Читаем Валькирия революции полностью

Как и прежде, Коллонтай блистала на приемах, поражая изысканным гардеробом и своей неувядающей молодостью. В черном, сером, синем бархатном платье, неизменно обрамленном кружевным испанским воротником, с букетом роз в руке, она легко и свободно вальсировала, меняя партнеров и успевая при этом поддерживать на разных языках очень важные деловые разговоры. Вернувшись домой, она еще полночи составляла доклады в Москву и ложилась спать лишь после того, как разбуженный ею шифровальщик принимался за свою работу.

Один из этих докладов был поистине судьбоносной важности. В марте 1941 года на приеме в германском посольстве ее пригласил на вальс только что вернувшийся из Берлина шведский дипломат Гуннар Хэгглоф. «Не присядем ли отдохнуть?» — вдруг предложил он ей во время танца, многозначительно заглянув в глаза. Оставшись наедине, Хэгглоф сообщил, наклонившись к самому ее уху, что по абсолютно достоверным сведениям, которые он получил в Берлине, Гитлер нападет на Россию в начале лета. «Будьте спокойны, дорогой господин Хэгглоф, — нашлась Коллонтай, — вы не имеете права говорить мне это, а я не имею права слушать вас». Той же ночью ее спешная телеграмма на имя Молотова ушла в Москву. Как известно, к тому времени скопилось немало телеграмм такого же содержания, поступивших из самых разных столиц мира от советских шпионов и дипломатов. Еще больше — и еще более точных! — их поступило в апреле, мае, июне. Но последствий они не имели. Авторам телеграмм оставалось утешиться тем, что они исполнили свой долг.

В то время как Коллонтай стремилась предупредить советские власти об опасности, которая реально угрожает стране, ее окружение — как специально к ней приставленные надсмотрщики, так и делающие карьеру доброхоты — писало на нее доносы в Москву, видимо зная заранее, что их с интересом прочтут адресаты. И действительно — их читали. 19 июня 1941 года, за три дня до вторжения нацистов в Советский Союз, когда обстановка на границе накалилась до предела и первого выстрела можно было ждать с минуты на минуту, заместитель наркома иностранных дел Вышинский получил очередной донос на Коллонтай от одного из ее сотрудников. По всем имеющимся данным, автор был не штатным сотрудником спецслужб, а «добровольцем». Он сообщал, что Коллонтай «игнорирует» коллектив полпредства, лишает его информации, падка на лесть и восхваления. Но самые главные пункты обвинения звучали так: 1) «окружила себя шведской обслугой, не считая советских граждан достойными угождать ее прихотям, убеждена, что советский технический персонал работает хуже, чем шведский» и 2) «поселила в здании миссии сына с невесткой». Вышинский помчался с доносом к Молотову, и они, не имея, видимо, для обсуждения в тот день более актуальных вопросов, совещались о том, как им следует поступить. Наконец Молотов наложил резолюцию, предназначенную для Сталина, Берии и Вышинского: «Надо о товарище Коллонтай подумать. Кстати, почему ее сын с семьей находится там?» Ответа на поставленный им вопрос Молотов не дождался: началась война, и донос сдали в архив.

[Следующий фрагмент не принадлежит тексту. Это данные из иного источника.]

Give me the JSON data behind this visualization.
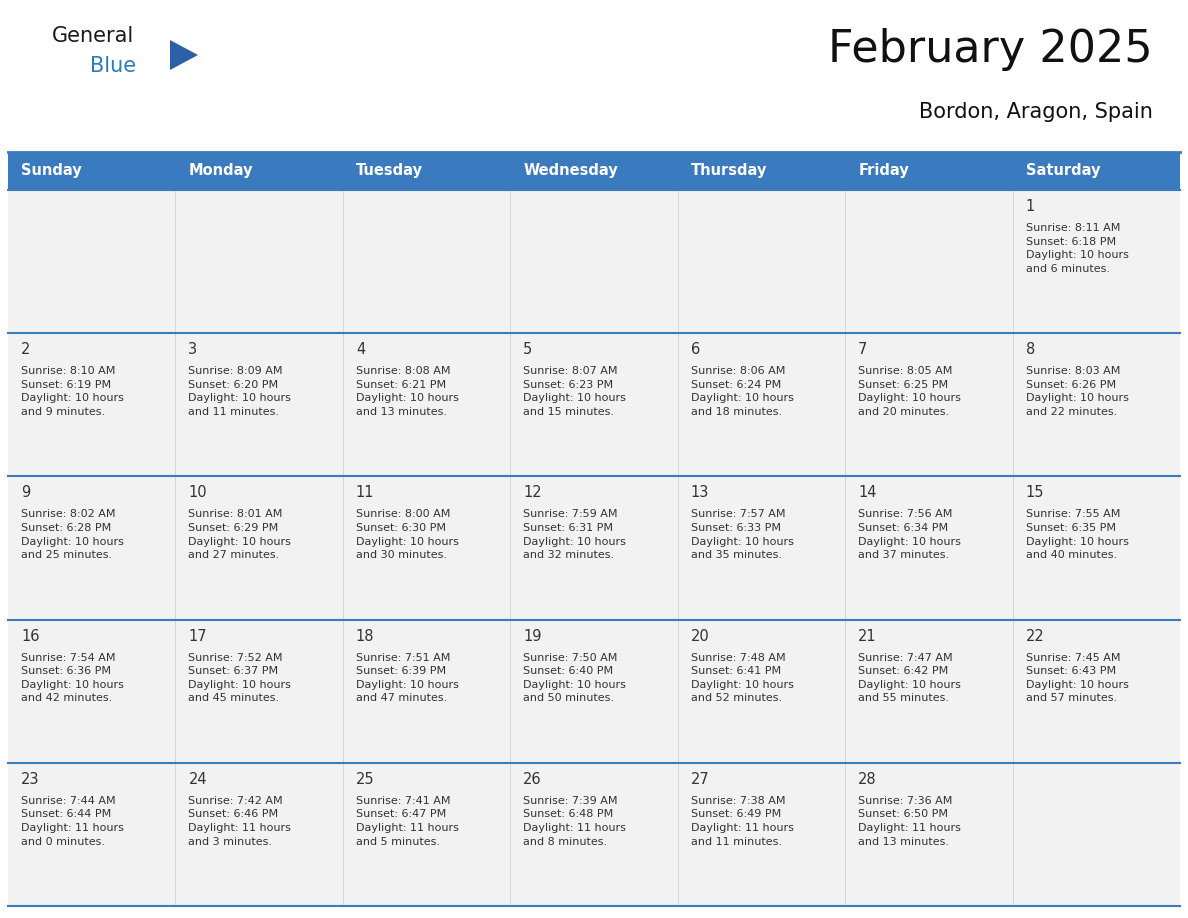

Германское нападение на Советский Союз ее ничуть не удивило — удивило, что в Кремле его не ждали, сочли «вероломным», и что Москва оказалась совершенно неготовой к отражению агрессии. Никаких специальных инструкций не было, и на все недоуменные вопросы шведских друзей и официальных лиц ей пришлось отвечать языком сводок Советского Информбюро.

Но тяжелее всего отражалась на ней обстановка, сложившаяся в полпредстве. Об этом — запись в ее дневнике:

«Тяжесть на душе большая. От всего вместе взятого. От той тяжелой, ответственной работы, которая пала на меня здесь. А за последнее время и от тех «инцидентов», какие имели место в связи с дилетантизмом моих сотрудников в серьезнейшей отрасли нашей работы. И от того несозвучия, более — той враждебности, какая установилась между мной и одним из сотрудников [речь идет о Чичаеве]. Это нервирует, это отвлекает, это подрывает мои силы и сердит, так как тормозит мою работу во вне, большую, ответственную сейчас и очень тонкую.

Я бы лучше справлялась, больше делала, если бы меня не отвлекали, не брали мое время и силы эти ненормальные отношения и интриги за моей спиной.

[…] Мне сейчас неимоверно трудно. Но «вовне» справляюсь вполне удовлетворительно. Расту и учусь на крайне сложной задаче: борьба с немцами за то, чтобы Швеция не была втянута в войну».